The focus in the leadership election will be on personality as much as policy; it was primarily Johnson’s character that turned his MPs against him. Though MPs were unhappy with increased taxes, and many leadership contenders have expressed determination to lower them, few have explained how they propose to do so without spending cuts, especially given the Conservatives’ unusual voter coalition, and no radical changes are expected imminently.

Once the Tories choose a successor, the transition should be seamless, and the government, which still has a large majority, can continue until the next scheduled election, widely predicted to be spring 2024.

The contest is already a wide-ranging one, but so far Rishi Sunak is seen as the frontrunner — polling shows he’s the Tory members’ favorite (after Defense Secretary Ben Wallace, a grassroots darling, pulled out), and the most popular with the public.

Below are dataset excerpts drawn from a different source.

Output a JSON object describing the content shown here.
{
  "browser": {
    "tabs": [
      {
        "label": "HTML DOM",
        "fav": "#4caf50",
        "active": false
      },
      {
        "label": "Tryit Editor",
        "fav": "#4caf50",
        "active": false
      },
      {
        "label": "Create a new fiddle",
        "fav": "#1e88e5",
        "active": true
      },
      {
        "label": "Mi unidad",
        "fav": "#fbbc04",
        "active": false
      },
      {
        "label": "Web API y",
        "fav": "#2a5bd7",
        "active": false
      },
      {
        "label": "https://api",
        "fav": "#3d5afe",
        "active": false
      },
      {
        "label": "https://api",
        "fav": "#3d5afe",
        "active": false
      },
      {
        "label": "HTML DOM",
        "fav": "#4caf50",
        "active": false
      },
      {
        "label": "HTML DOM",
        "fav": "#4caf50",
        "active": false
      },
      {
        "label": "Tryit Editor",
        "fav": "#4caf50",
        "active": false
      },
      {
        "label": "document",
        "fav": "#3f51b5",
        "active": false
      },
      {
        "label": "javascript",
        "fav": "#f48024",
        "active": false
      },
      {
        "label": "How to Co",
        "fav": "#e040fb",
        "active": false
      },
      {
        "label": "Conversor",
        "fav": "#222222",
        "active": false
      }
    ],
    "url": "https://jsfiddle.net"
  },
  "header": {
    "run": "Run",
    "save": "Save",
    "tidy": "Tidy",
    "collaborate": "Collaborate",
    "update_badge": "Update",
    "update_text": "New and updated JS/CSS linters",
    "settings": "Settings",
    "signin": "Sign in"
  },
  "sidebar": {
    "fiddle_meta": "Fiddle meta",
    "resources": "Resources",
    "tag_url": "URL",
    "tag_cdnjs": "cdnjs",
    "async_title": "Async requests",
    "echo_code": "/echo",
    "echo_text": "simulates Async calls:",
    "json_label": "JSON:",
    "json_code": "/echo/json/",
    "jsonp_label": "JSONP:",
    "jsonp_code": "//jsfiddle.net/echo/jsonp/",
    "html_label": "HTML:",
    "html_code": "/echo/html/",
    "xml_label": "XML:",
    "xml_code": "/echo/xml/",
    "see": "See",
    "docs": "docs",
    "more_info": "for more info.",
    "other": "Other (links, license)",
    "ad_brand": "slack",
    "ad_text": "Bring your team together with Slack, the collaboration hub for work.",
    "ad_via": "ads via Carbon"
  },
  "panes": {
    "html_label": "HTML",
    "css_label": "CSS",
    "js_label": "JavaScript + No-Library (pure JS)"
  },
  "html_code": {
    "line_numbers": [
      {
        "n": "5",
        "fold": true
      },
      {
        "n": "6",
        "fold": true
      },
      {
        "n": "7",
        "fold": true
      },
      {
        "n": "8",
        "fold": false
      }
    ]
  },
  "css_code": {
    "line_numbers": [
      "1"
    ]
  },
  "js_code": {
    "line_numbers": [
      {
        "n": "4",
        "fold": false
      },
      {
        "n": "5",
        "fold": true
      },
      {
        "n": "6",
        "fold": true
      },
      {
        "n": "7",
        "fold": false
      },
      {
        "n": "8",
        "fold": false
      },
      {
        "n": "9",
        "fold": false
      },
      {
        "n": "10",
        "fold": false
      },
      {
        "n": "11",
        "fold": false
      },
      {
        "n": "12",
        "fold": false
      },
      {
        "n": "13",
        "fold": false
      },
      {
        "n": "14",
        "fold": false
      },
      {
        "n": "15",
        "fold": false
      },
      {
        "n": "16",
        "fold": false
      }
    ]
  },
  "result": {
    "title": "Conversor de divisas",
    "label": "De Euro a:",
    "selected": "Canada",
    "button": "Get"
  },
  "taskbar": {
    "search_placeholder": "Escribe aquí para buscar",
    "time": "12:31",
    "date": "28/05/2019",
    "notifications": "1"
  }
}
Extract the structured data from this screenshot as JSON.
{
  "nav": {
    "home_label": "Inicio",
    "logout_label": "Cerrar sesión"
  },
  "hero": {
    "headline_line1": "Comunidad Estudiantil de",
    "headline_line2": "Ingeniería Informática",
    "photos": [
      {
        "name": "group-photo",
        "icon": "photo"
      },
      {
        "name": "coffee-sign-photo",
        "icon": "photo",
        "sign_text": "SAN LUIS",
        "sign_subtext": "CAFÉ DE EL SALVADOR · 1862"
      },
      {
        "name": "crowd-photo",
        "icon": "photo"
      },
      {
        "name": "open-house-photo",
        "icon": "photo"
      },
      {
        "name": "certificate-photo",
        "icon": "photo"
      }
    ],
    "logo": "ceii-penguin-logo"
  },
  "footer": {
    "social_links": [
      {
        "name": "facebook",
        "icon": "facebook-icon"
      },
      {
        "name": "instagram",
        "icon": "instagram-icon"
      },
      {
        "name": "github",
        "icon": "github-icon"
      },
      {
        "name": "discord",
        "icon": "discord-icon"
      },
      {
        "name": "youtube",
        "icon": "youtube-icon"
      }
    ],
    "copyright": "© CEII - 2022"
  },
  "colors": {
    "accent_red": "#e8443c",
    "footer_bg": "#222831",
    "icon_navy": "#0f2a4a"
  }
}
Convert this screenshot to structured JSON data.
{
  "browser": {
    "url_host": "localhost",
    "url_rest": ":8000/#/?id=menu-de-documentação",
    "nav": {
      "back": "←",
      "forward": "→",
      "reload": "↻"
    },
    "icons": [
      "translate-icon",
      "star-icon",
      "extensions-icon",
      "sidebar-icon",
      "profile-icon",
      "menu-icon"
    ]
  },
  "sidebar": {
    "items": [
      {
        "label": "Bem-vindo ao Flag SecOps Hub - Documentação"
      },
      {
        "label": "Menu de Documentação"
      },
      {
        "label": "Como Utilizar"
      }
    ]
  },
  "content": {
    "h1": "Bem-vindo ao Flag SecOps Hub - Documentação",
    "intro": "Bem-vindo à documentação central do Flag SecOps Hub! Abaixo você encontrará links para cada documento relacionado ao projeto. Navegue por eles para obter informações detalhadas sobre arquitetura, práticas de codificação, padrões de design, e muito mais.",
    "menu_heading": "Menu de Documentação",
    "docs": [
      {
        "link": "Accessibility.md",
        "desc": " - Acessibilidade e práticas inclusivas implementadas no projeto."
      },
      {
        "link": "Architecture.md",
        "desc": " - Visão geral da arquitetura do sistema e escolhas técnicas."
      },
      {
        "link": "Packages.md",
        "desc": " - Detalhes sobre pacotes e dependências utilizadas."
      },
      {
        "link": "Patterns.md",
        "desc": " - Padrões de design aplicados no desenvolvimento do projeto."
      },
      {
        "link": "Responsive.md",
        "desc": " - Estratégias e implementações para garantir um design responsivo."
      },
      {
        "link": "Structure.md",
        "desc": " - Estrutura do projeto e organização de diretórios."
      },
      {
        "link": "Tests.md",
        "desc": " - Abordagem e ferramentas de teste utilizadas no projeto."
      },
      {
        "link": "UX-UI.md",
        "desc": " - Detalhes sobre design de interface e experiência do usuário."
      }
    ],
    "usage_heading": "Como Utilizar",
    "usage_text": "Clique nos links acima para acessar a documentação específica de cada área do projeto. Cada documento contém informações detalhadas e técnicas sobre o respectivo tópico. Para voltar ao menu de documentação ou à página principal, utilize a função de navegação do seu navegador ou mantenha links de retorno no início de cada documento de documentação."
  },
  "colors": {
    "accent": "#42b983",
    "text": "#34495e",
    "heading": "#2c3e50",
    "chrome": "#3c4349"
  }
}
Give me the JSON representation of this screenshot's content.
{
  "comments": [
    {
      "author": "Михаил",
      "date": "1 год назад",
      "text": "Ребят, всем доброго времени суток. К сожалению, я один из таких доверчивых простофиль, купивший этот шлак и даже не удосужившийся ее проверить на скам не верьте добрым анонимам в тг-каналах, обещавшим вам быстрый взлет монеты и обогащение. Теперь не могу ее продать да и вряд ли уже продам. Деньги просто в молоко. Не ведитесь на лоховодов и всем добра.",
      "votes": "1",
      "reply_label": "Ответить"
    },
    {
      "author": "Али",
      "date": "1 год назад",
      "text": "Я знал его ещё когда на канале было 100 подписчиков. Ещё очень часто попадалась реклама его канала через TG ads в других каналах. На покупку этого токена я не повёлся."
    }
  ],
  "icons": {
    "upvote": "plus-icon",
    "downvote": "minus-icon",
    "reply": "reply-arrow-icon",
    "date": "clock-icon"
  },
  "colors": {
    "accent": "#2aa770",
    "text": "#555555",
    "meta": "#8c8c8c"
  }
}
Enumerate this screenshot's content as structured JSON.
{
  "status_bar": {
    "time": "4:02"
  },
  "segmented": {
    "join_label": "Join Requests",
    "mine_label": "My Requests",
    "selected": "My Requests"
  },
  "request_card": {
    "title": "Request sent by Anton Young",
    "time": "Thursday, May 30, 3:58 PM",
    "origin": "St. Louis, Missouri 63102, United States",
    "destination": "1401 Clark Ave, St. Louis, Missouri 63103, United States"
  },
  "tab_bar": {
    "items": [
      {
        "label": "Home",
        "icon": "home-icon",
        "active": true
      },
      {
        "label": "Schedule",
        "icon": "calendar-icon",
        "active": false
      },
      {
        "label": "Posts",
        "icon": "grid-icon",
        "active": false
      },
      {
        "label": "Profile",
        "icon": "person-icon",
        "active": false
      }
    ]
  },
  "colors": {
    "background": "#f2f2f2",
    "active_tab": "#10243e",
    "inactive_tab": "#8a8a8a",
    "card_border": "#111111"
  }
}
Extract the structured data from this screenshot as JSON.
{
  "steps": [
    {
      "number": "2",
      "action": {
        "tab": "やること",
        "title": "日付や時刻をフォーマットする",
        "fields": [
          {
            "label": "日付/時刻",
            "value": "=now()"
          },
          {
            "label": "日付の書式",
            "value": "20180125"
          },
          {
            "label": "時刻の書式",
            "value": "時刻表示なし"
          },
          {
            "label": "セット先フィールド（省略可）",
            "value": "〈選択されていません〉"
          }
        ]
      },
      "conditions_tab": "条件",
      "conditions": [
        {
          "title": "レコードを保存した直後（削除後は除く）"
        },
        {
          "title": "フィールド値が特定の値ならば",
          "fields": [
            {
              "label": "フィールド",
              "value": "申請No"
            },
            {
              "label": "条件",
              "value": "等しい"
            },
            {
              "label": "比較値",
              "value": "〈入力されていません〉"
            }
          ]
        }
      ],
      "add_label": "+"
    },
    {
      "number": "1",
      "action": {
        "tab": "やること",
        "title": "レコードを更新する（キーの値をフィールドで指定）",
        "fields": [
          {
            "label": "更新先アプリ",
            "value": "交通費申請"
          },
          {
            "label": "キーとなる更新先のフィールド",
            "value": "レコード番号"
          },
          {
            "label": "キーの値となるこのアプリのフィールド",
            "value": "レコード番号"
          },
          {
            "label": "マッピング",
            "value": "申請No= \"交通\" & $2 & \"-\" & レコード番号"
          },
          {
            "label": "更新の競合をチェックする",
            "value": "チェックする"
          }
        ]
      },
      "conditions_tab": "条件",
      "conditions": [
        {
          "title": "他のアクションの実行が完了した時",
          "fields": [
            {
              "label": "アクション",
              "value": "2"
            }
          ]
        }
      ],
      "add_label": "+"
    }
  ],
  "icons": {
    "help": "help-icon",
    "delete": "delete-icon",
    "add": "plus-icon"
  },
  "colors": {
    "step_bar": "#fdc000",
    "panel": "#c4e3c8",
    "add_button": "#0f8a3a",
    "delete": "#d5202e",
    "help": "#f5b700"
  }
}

He also has by far the most parliamentary backers. Also running are Brexiteer attorney general Suella Braverman, centrist former health secretary Jeremy Hunt, and Afghanistan veteran and foreign policy hawk Tom Tugendhat. Transport Secretary Grant Shapps, a Johnson loyalist, has entered the race, as has rising ministerial star Kemi Badenoch; a black woman as a serious contender would be a great look for the party. Education Secretary Nadhim Zahawi, Trade Minister Penny Mordaunt, and Foreign Secretary Liz Truss have thrown their hats into the ring too.

The Conservatives are confident a new leader can rehabilitate their fortunes in time for a 2024 election, and so ends an era in British politics. Having been a dominant figure for so long, and, despite his short tenure, being one of the most consequential prime ministers in modern times, Alexander Boris de Pfeffel Johnson has taken his last bow.